As a musician, Harris is a classically-trained violinist. She has been featured on NPR’s From the Top and won Festival Grand Champion with the Orchestra de Camera in the U.S. National Orchestra Festival. More recently, Harris has been experimenting with new genres. She released her debut album Rise in 2018 with San Francisco synth-pop project Great Highway, with whom she toured to Los Angeles and South by Southwest festival in Austin, Texas. Harris is preparing to release her debut solo EP concurrently with RCA2023. The album features Filter House/Nu Disco-style production and incorporates improvisational violin and field recordings from her family home in Hokkaido, Japan.
Harris received a Bachelor of Arts in Philosophy and Studio Art at Tufts University in Boston, with eminent feminist scholar and department chair Nancy Bauer as her advisor. From 2012 to 2020 she continued her study of painting at the California College of Arts with abstract artist Patrick Dintino, and was selected as the featured artist for San Francisco Symphony’s 21-22 campaign. Passionate about community-building and representation within the arts, in 2021 Harris founded and co-chaired the inaugural Diversity, Equity and Inclusion committee for arts nonprofit Root Division in San Francisco, CA. She previously worked in costume design on film sets (Law and Order SVU, Spiderman) and in fashion merchandising (Gap). Since 2015, concurrent to her art practice, Harris has been the founder and director of digital product design agency Silent Howl Studios.

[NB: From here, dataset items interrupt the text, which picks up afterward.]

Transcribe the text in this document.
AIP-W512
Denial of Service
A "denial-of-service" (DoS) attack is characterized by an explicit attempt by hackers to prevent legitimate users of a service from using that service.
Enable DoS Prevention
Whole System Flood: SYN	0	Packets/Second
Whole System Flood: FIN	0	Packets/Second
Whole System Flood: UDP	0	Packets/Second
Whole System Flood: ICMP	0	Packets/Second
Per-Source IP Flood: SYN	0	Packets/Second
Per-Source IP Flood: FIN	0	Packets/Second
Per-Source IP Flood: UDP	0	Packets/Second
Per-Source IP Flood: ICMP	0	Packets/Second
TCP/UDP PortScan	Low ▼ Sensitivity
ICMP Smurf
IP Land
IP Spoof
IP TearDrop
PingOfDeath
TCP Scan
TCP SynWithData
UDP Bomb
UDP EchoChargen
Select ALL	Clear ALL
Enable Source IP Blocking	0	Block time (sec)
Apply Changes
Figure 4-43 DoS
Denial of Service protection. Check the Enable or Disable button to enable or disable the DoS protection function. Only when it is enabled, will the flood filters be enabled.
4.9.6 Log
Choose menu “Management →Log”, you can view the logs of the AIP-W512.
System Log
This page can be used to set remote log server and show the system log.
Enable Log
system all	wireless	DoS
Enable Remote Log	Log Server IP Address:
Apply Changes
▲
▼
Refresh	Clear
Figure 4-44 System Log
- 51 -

The agency specializes in empathic and insights-driven human-centered design, with clients including Uber, Sephora, Fenty Beauty by Rihanna and Marc Jacobs.
Inspired by the power of creative practice in giving agency to the maker as well as sparking conversations amongst viewers that may lead to societal change, Harris’ multi-disciplinary visual art, design work, and music have been seen and heard around the globe.